Nothing much has changed in Acton. The buildings seem a lot smaller and the traffic worse. Not surprising since it’s more than half a century since I visited. No, nothing much has changed – apart from the arrival of a very good Indian bistro. The Bombay Bistro offers a quality of casual dining which is often lacking in your typical London high street. Great food in a comfortable environment. It’s not out to gentrify Acton but merely to help it evolve into a suburb offering a lot more than the banal “Indlish” curries of less adventurous establishments.
Bombay Bistro has one formidable asset and that’s its chef, Bhuwan Bhatt. A look at the menu will be your first introduction to his cuisine and it’s full of innovation. There is so much here that is contemporary and confident as well as being delicious. This restaurant is Bhuwan’s dream and he intends to make his mark in the most positive of fashions.

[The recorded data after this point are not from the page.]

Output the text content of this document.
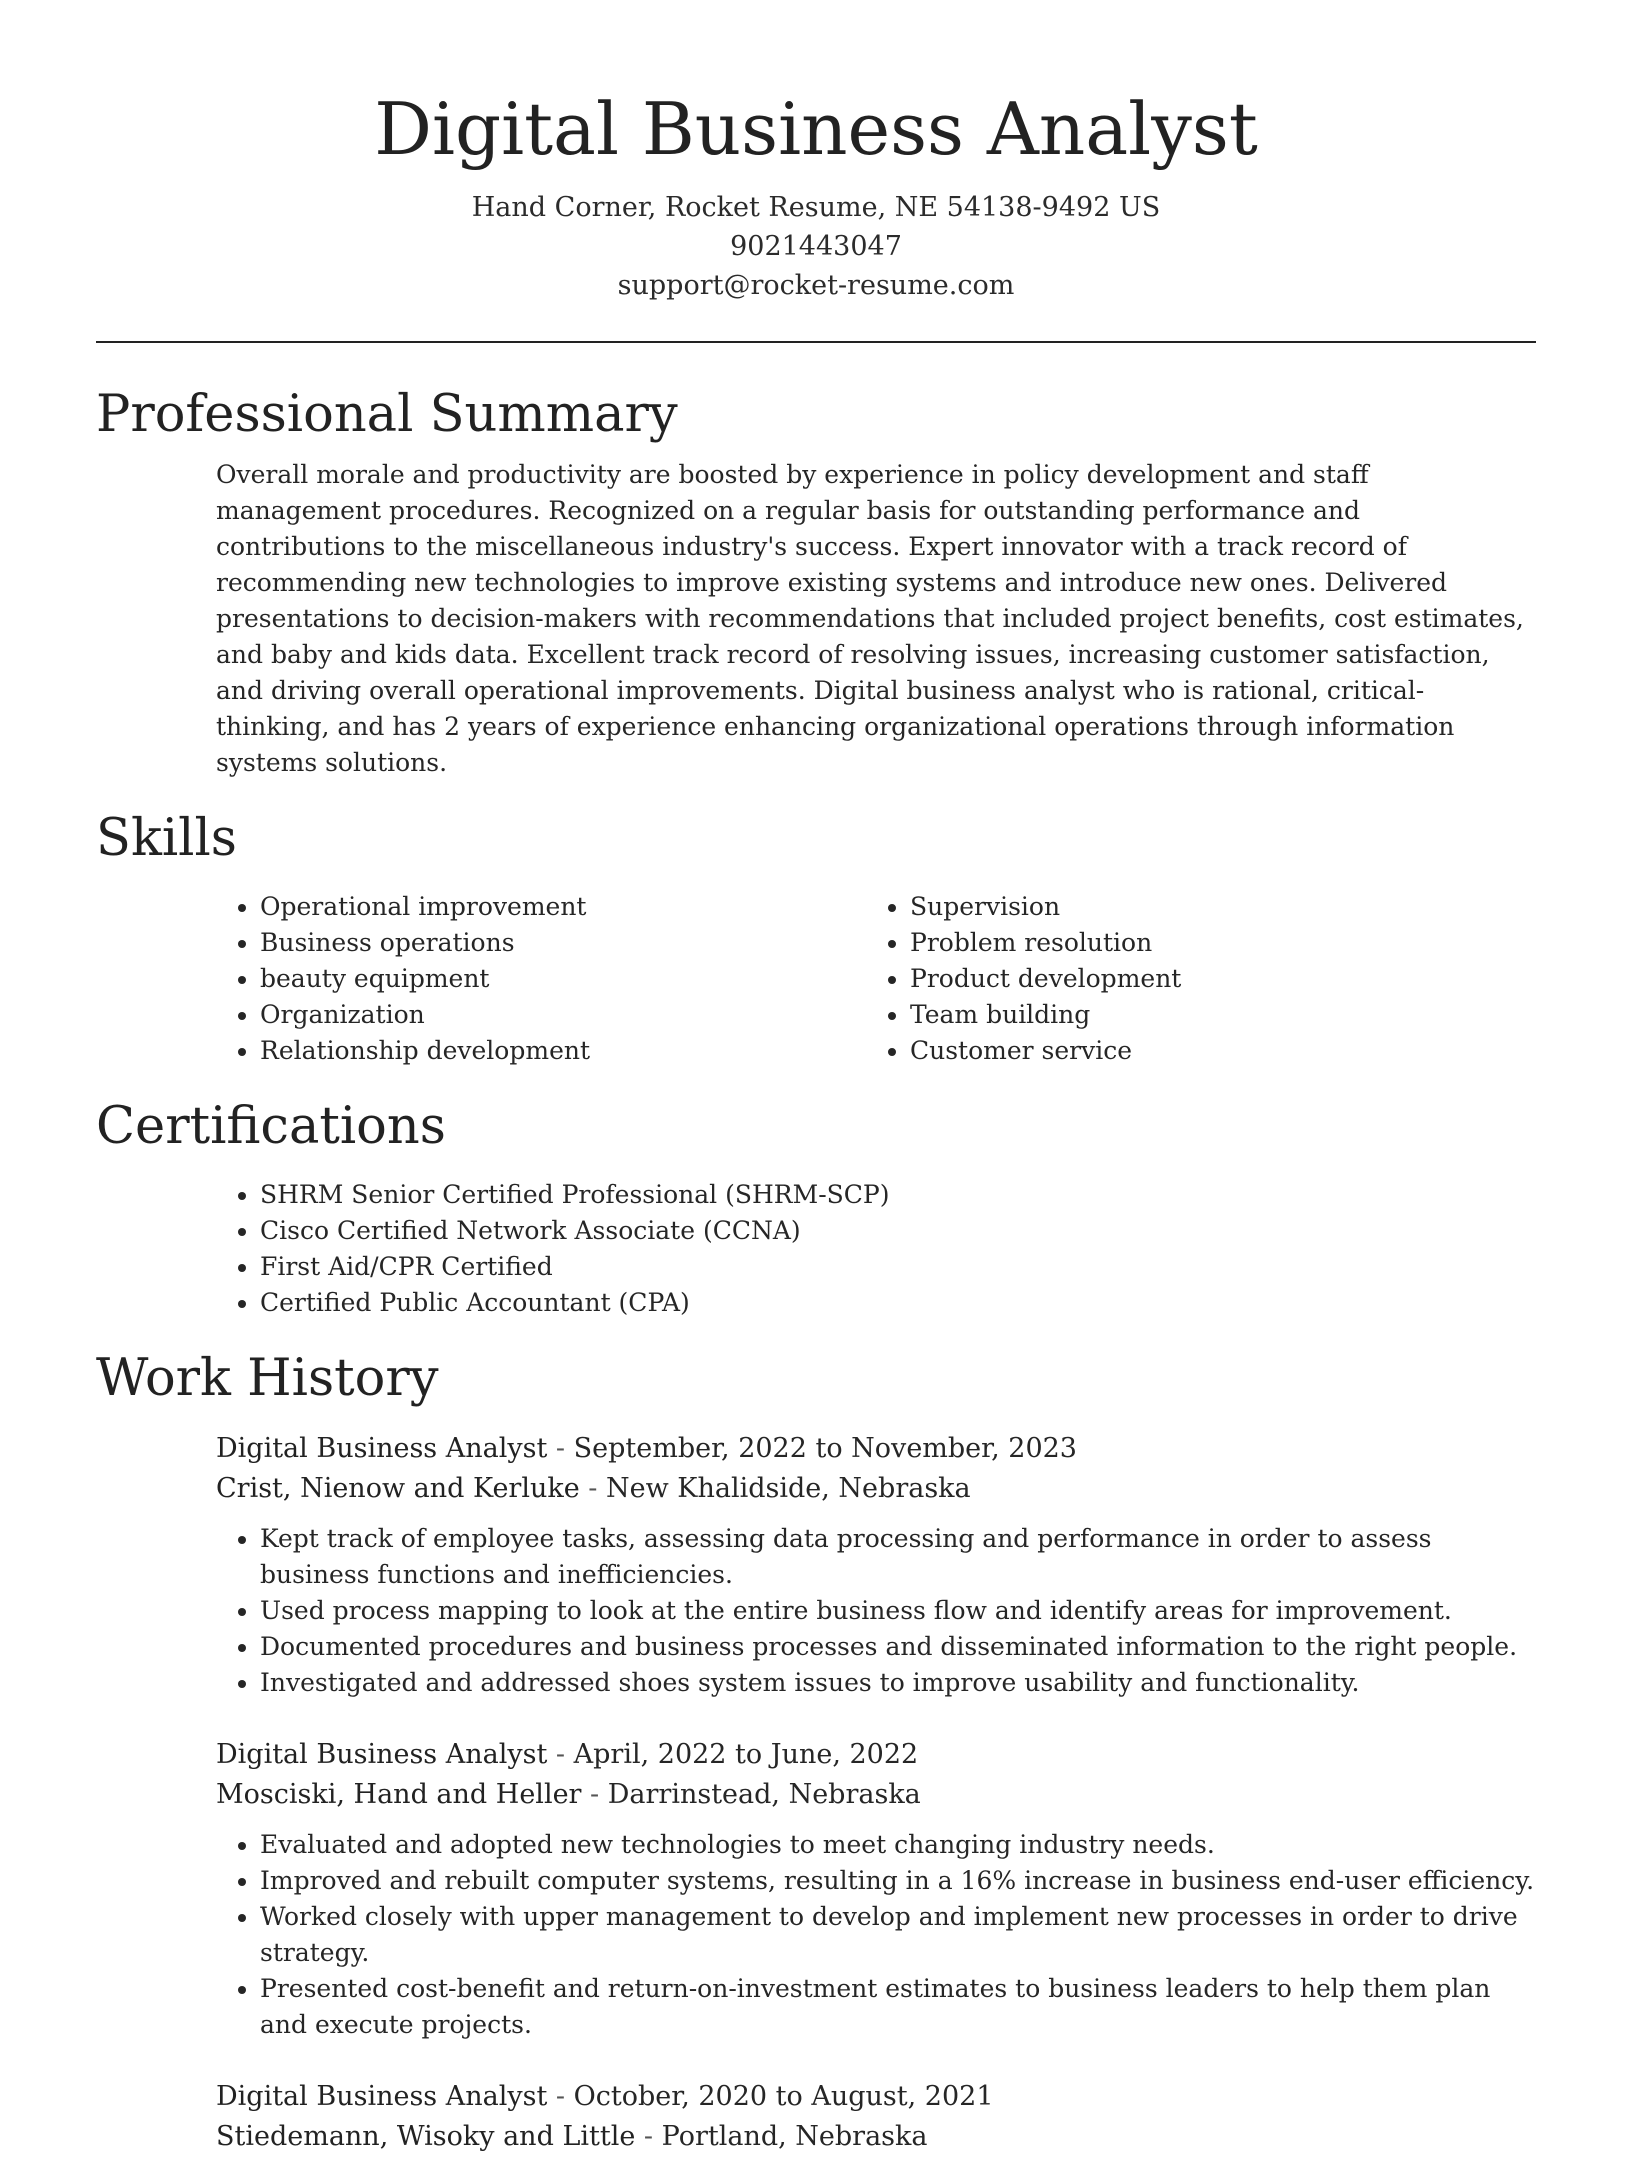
Digital Business Analyst
Hand Corner, Rocket Resume, NE 54138-9492 US
9021443047
support@rocket-resume.com
Professional Summary
Overall morale and productivity are boosted by experience in policy development and staff management procedures. Recognized on a regular basis for outstanding performance and contributions to the miscellaneous industry's success. Expert innovator with a track record of recommending new technologies to improve existing systems and introduce new ones. Delivered presentations to decision-makers with recommendations that included project benefits, cost estimates, and baby and kids data. Excellent track record of resolving issues, increasing customer satisfaction, and driving overall operational improvements. Digital business analyst who is rational, critical-thinking, and has 2 years of experience enhancing organizational operations through information systems solutions.
Skills
• Operational improvement
• Business operations
• beauty equipment
• Organization
• Relationship development
• Supervision
• Problem resolution
• Product development
• Team building
• Customer service
Certifications
• SHRM Senior Certified Professional (SHRM-SCP)
• Cisco Certified Network Associate (CCNA)
• First Aid/CPR Certified
• Certified Public Accountant (CPA)
Work History
Digital Business Analyst - September, 2022 to November, 2023
Crist, Nienow and Kerluke - New Khalidside, Nebraska
• Kept track of employee tasks, assessing data processing and performance in order to assess business functions and inefficiencies.
• Used process mapping to look at the entire business flow and identify areas for improvement.
• Documented procedures and business processes and disseminated information to the right people.
• Investigated and addressed shoes system issues to improve usability and functionality.
Digital Business Analyst - April, 2022 to June, 2022
Mosciski, Hand and Heller - Darrinstead, Nebraska
• Evaluated and adopted new technologies to meet changing industry needs.
• Improved and rebuilt computer systems, resulting in a 16% increase in business end-user efficiency.
• Worked closely with upper management to develop and implement new processes in order to drive strategy.
• Presented cost-benefit and return-on-investment estimates to business leaders to help them plan and execute projects.
Digital Business Analyst - October, 2020 to August, 2021
Stiedemann, Wisoky and Little - Portland, Nebraska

We embarked on our exploration with one of the most delightful starters I have had in a restaurant of any ethnic persuasion. Halloumi cheese stuffed with a sweet fruit filling, fried and served garnished with a mango and yoghurt sauce. It sounded so unlikely a combination that I was bound to try this on behalf of my dear readers. It’s exceptional. Halloumi isn’t a cheese indigenous to India; the obvious candidate would have been the ubiquitous paneer, appropriate for so many traditional recipes. But the choice of halloumi was courageous and masterful. A noteworthy dish in every regard.
Chicken Tikka is found on the menu of the majority of Indian restaurants and that shouldn’t be a surprise. A Tikka is, after all, just a cube of meat. These are more often presented in the “celebrated” masala sauce, but here chef Bhatt has Basil and Garlic Chicken Tikka as a starter. The juicy chicken is coated with a green marinade of fresh basil with a bite of garlic. Light and full of flavour.

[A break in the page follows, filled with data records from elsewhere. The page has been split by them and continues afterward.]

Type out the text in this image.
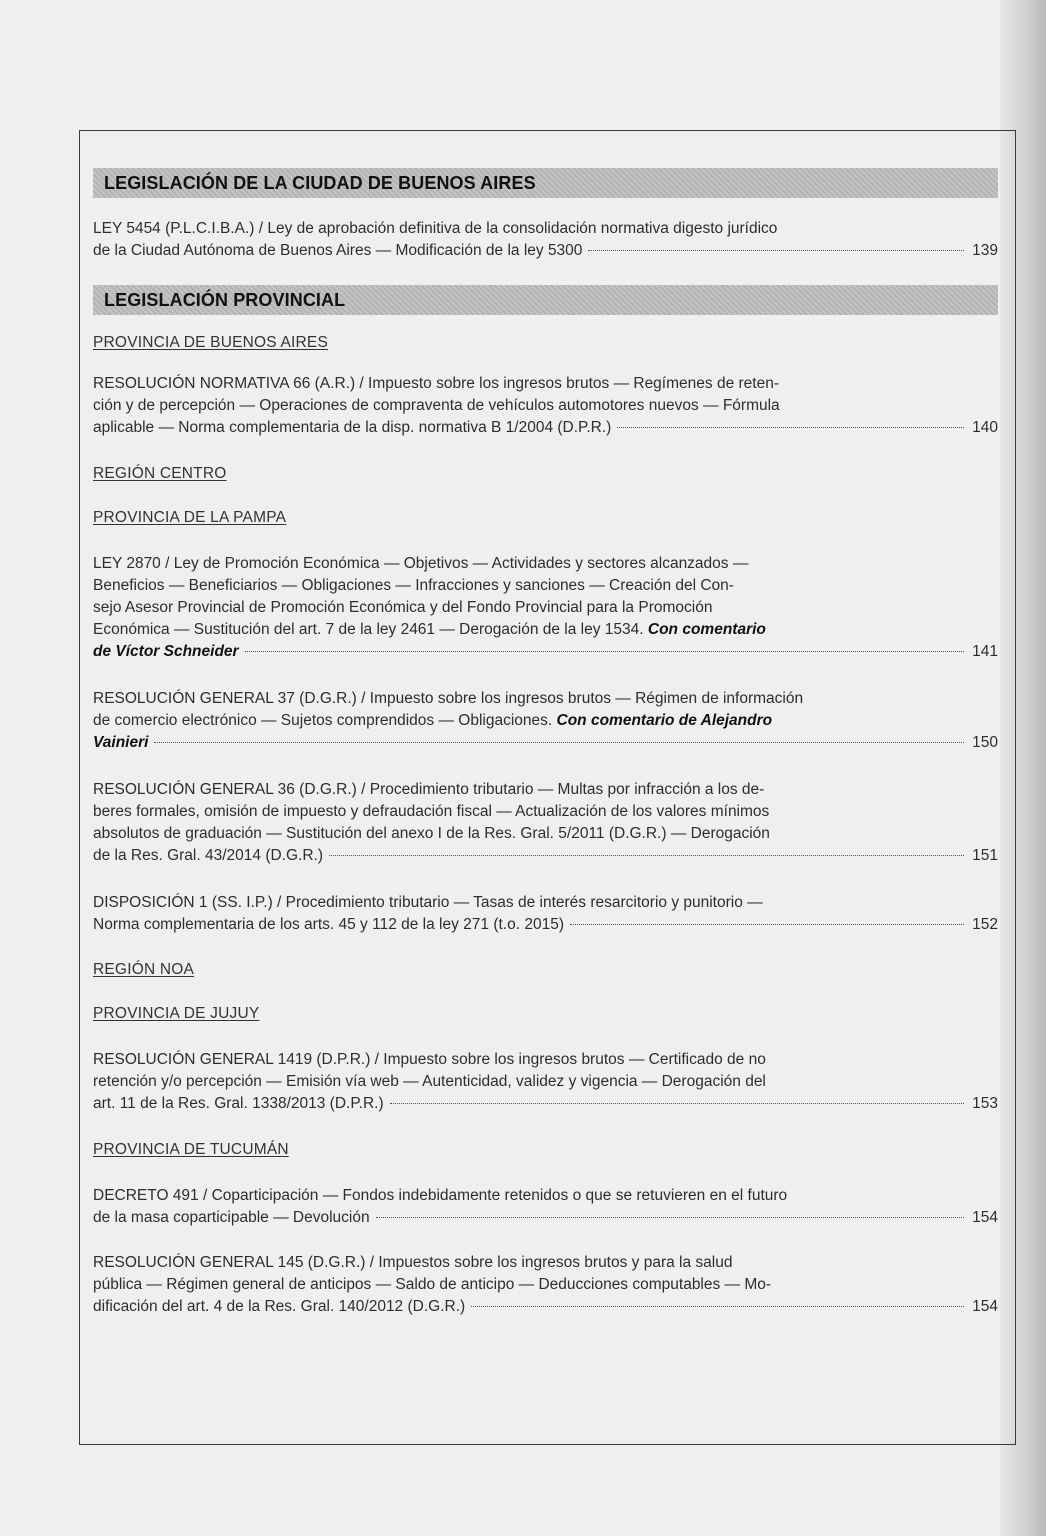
LEGISLACIÓN DE LA CIUDAD DE BUENOS AIRES
LEY 5454 (P.L.C.I.B.A.) / Ley de aprobación definitiva de la consolidación normativa digesto jurídico
de la Ciudad Autónoma de Buenos Aires — Modificación de la ley 5300	139
LEGISLACIÓN PROVINCIAL
PROVINCIA DE BUENOS AIRES
RESOLUCIÓN NORMATIVA 66 (A.R.) / Impuesto sobre los ingresos brutos — Regímenes de reten-
ción y de percepción — Operaciones de compraventa de vehículos automotores nuevos — Fórmula
aplicable — Norma complementaria de la disp. normativa B 1/2004 (D.P.R.)	140
REGIÓN CENTRO
PROVINCIA DE LA PAMPA
LEY 2870 / Ley de Promoción Económica — Objetivos — Actividades y sectores alcanzados —
Beneficios — Beneficiarios — Obligaciones — Infracciones y sanciones — Creación del Con-
sejo Asesor Provincial de Promoción Económica y del Fondo Provincial para la Promoción
Económica — Sustitución del art. 7 de la ley 2461 — Derogación de la ley 1534. Con comentario
de Víctor Schneider	141
RESOLUCIÓN GENERAL 37 (D.G.R.) / Impuesto sobre los ingresos brutos — Régimen de información
de comercio electrónico — Sujetos comprendidos — Obligaciones. Con comentario de Alejandro
Vainieri	150
RESOLUCIÓN GENERAL 36 (D.G.R.) / Procedimiento tributario — Multas por infracción a los de-
beres formales, omisión de impuesto y defraudación fiscal — Actualización de los valores mínimos
absolutos de graduación — Sustitución del anexo I de la Res. Gral. 5/2011 (D.G.R.) — Derogación
de la Res. Gral. 43/2014 (D.G.R.)	151
DISPOSICIÓN 1 (SS. I.P.) / Procedimiento tributario — Tasas de interés resarcitorio y punitorio —
Norma complementaria de los arts. 45 y 112 de la ley 271 (t.o. 2015)	152
REGIÓN NOA
PROVINCIA DE JUJUY
RESOLUCIÓN GENERAL 1419 (D.P.R.) / Impuesto sobre los ingresos brutos — Certificado de no
retención y/o percepción — Emisión vía web — Autenticidad, validez y vigencia — Derogación del
art. 11 de la Res. Gral. 1338/2013 (D.P.R.)	153
PROVINCIA DE TUCUMÁN
DECRETO 491 / Coparticipación — Fondos indebidamente retenidos o que se retuvieren en el futuro
de la masa coparticipable — Devolución	154
RESOLUCIÓN GENERAL 145 (D.G.R.) / Impuestos sobre los ingresos brutos y para la salud
pública — Régimen general de anticipos — Saldo de anticipo — Deducciones computables — Mo-
dificación del art. 4 de la Res. Gral. 140/2012 (D.G.R.)	154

Black Cod is becoming more popular in restaurants of every culinary hue, and Bombay Bistro has Black Cod Steak served on a bed of couscous, bejewelled with a fine dice of red and green peppers. Not a dish that one would expect in your regular curry house. Another indication that this is not your regular curry house. A marvellous presentation of moist fish and well-seasoned grains of couscous.
Sweet Potato & Butternut Squash is an exceptional vegetarian dish. The vegetables are complemented by the rich coconut milk perfumed with curry leaves. This and Dal Panchamitra (5 different lentils cooked with garlic and turmeric), along with some naan bread or rice, would make a delicious vegetarian meal. Both dishes had good flavour notes and agreeable texture.

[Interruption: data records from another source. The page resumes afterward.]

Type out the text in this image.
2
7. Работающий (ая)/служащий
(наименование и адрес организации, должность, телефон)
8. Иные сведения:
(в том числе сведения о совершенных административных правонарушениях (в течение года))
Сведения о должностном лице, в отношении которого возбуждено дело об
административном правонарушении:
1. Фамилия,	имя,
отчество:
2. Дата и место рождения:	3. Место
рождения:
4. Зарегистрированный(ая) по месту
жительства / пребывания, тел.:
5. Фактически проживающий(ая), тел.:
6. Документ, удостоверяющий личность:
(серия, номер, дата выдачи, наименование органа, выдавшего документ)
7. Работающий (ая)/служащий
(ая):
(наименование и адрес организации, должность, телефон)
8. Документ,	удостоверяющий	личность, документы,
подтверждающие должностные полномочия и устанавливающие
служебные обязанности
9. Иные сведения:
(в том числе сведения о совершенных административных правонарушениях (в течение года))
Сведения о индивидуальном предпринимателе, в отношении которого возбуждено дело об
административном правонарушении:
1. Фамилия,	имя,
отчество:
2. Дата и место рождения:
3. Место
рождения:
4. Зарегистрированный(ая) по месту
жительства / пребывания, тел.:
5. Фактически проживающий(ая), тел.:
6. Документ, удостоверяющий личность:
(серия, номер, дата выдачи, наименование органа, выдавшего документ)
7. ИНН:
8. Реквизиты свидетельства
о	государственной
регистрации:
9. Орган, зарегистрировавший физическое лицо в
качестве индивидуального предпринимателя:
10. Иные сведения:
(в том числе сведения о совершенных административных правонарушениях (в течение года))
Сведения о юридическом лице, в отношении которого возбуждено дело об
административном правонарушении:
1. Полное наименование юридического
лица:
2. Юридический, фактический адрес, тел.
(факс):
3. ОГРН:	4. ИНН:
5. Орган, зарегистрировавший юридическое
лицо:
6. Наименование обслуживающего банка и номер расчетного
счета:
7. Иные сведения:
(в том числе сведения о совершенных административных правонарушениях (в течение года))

There is a signature dessert at Bombay Bistro. That isn’t usual for UK Indian restaurants. There are seldom any surprises in the sweet department but chef Bhatt has come up with a delightfully original take on Halwa. You would all have tried the original – tempting and sweet and made from carrots. It’s a favourite with me, but Bhuwan presents his guests with Beetroot Halwa and it works! The vegetables retain their attractive deep red colour, the flavour is rich, the texture is moist and light, and it’s a must-try.
Bombay Bistro is great value for money. The quality of food is marvellous and the menu is inspired. Please do visit. Chef Bhuwan Bhatt deserves to have a successful restaurant filled with diners who appreciate thoughtful presentation of fresh ingredients.